We’re very confident of its success, but we have to see how that works


The Queen will officially reopen the historic Waverley Line today when she takes the train from Edinburgh to Tweedbank, along with First Minister Nicola Sturgeon.

The royal appearance comes amid growing calls for the 
£294 million route, which began carrying passengers on Sunday, to be linked up with the north of England.

Liberal Democrat South of Scotland MSP Jim Hume said the government should aim to extend the line by 60 miles to Carlisle as soon as possible.

“This week, we finally see its momentous return to the region,” Mr Hume said.

“This is a historic moment for the Borders. The Scottish Government must now acknowledge that the link to Tweedbank is the building block for real progress on an extension to Hawick and eventually Carlisle.

“I want Scottish ministers to get that feasibility study under way.”

Former first minister Alex Salmond had previously suggested the line could be extended to Carlisle, and was backed by the leaders of Scottish Borders Council and Carlisle City Council.

Labour’s South of Scotland MSP Claudia Beamish also called for ministers to look at taking the line across the Border.

She asked parliament: “Will he [Transport Minister Keith Brown] comment on the future of rail freight for the Borders and for Scotland – and possibly even on the extension of the line to Carlisle?”

Mr Brown, left, said any proposed extension would depend on how successful the current line proves.

It is hoped one million passengers a year will be using the railway
within the next five years. “We’re very confident of its success, but we have to see how that works,” Mr Brown said.

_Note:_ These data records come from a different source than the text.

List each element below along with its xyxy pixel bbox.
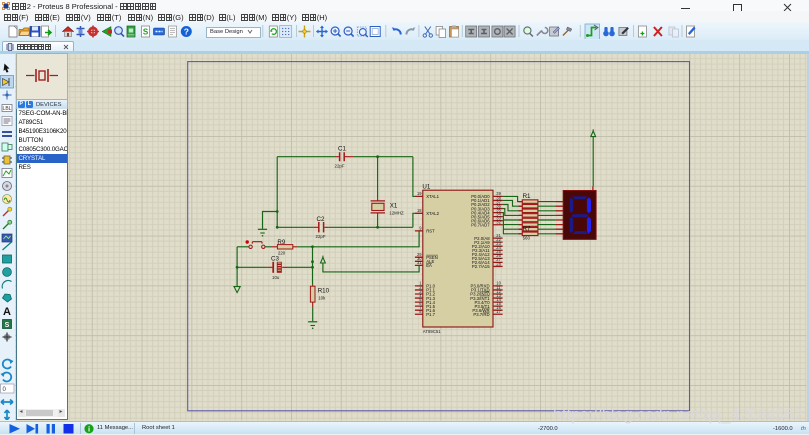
svg-text:U1: U1 [422,184,430,191]
rotate/mirror cluster [0,349,15,420]
svg-text:?: ? [184,27,189,37]
bottom bar [0,421,809,435]
node junction RST / R10 branch [311,245,314,248]
svg-text:A: A [3,306,11,318]
device list [16,109,68,420]
power terminal arrow (EA line) [321,257,326,263]
ground (below R10) [308,322,317,329]
wire display common to power [592,137,594,186]
svg-text:RST: RST [426,229,435,234]
node junction C3 line / R10 vertical [311,266,314,269]
gear target [87,26,99,38]
packaging [550,27,560,36]
svg-text:C2: C2 [317,216,325,223]
component mode (selected) [1,76,14,89]
info [84,424,93,433]
text script [2,117,12,126]
wire C3 right to R10 vertical [288,266,313,268]
redo [406,27,416,34]
wire XTAL2 drop-up jog [413,213,415,227]
svg-text:12MHZ: 12MHZ [389,211,404,216]
remove sheet [654,27,662,36]
svg-text:220: 220 [278,251,286,256]
junction dot [3,91,12,100]
2d text [3,306,11,318]
svg-text:560: 560 [523,236,531,241]
svg-text:10k: 10k [318,296,326,301]
resistor R10 [310,285,329,308]
selection arrow [4,64,10,73]
wire crystal bottom drop [377,215,379,228]
svg-text:19: 19 [417,191,422,196]
component bridge [77,26,85,37]
generator [3,195,12,204]
resistor R9 [272,239,298,256]
capacitor C2 [314,216,329,239]
wire C3 left [237,266,267,268]
wire RST net (R9 to MCU RST) [297,231,423,247]
ground arrow terminal (below button) [234,287,240,293]
find component [524,27,533,37]
svg-text:C1: C1 [338,146,346,153]
wire button left stub [237,246,249,248]
$ doc [142,26,150,37]
copy [436,27,446,38]
svg-text:P3.7/RD: P3.7/RD [473,312,489,317]
wire resistor pack outputs to display segment pins [538,202,556,234]
crystal X1 [371,199,404,216]
7-segment display (7SEG-COM-AN-BL) body [563,191,596,240]
display common anode stub [592,186,594,190]
ground (crystal circuit) [258,229,267,236]
help [181,26,192,37]
svg-text:R9: R9 [277,239,285,246]
cut [423,27,432,38]
node junction on R10 vertical [311,260,314,263]
node junction C1 wire / crystal drop [376,155,379,158]
watermark [553,406,808,425]
binoculars [603,27,615,36]
svg-text:22pF: 22pF [316,234,326,239]
step [27,424,36,434]
play [10,424,21,434]
pushbutton (reset) [246,240,265,248]
paste [450,26,459,38]
resistor R1 network pack (R1-R8, 560) [522,193,538,241]
svg-text:R10: R10 [318,288,330,295]
h scrollbar [18,409,65,417]
green speaker arrows [102,27,112,37]
DEVICES header [16,99,68,111]
stop [64,424,74,434]
pressed wire autorouter [585,24,600,40]
current probe [3,220,12,229]
microcontroller U1 AT89C51 body [422,184,493,334]
zoom region [357,27,368,37]
menu bar [0,11,809,22]
svg-text:XTAL2: XTAL2 [426,211,439,216]
svg-text:28: 28 [496,261,501,266]
voltage probe [3,207,12,216]
refresh doc [269,26,277,37]
node junction left vertical / ground branch [276,210,279,213]
bus [2,132,12,136]
left icon strip [0,54,15,420]
zoom + [331,27,341,37]
svg-text:10u: 10u [272,275,280,280]
preview box [16,53,68,100]
2d symbol [3,320,12,329]
svg-text:R7: R7 [523,226,531,233]
graph [2,169,12,178]
magnifier doc [115,27,124,37]
edit pencil [687,26,696,37]
display segment pin stubs [555,202,563,234]
toolbar [0,22,809,41]
wire crystal top drop [377,157,379,199]
open [19,28,30,36]
wire label [2,105,12,113]
2d marker [3,333,12,342]
import [42,26,52,37]
grid icon [280,26,292,38]
device pins [2,156,12,164]
pan [316,26,328,38]
svg-text:R1: R1 [523,193,531,200]
U1 right pin stubs and numbers [493,196,503,314]
svg-text:X1: X1 [390,203,398,210]
svg-text:C3: C3 [271,255,279,262]
undo [391,27,401,34]
hammer [563,27,572,36]
2d circle [3,268,12,277]
svg-text:31: 31 [417,260,422,265]
wrench [537,28,548,36]
block copy/move/rotate/delete [466,26,515,37]
svg-text:22pF: 22pF [335,164,345,169]
svg-text:i: i [88,424,90,433]
instrument [2,234,12,242]
green book chip [127,26,135,37]
svg-text:P2.7/A15: P2.7/A15 [472,264,490,269]
resistor pack left leads [519,202,523,234]
wire R10 vertical (RST junction down to R10) [312,247,314,285]
new sheet [638,26,646,37]
2d arc [2,280,11,288]
device selector column [16,53,68,420]
display segments showing digit [570,196,591,234]
capacitor C1 [335,146,354,169]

“If the local council, as they’ve said, or the local transport partnership were looking to do a feasibility study of a 
potential future extension then we will help out with that.”

But he admitted that any plans could hinge on attracting freight on to the line.

He said: “One of the points that was made in relation to that by another campaigner was that that should also take into account the potential for freight because it may not be the case that we get a case which is sufficiently strong with passenger numbers.

“Of course that will be in the hands of those taking forward a feasibility study – but I’m more than happy and committed to the idea of Transport Scotland helping out in that process.”

The issue came under the spotlight of MSPs at Holyrood yesterday, where Mr Brown said the new railway will assist in halting the decline in the Midlothian and Borders populations.

It will also act as a catalyst for encouraging more than £30m of investment in the wider economy.

“It will connect communities, encourage more affordable housing, reduce carbon emissions and reduce reliance on the car,” he added.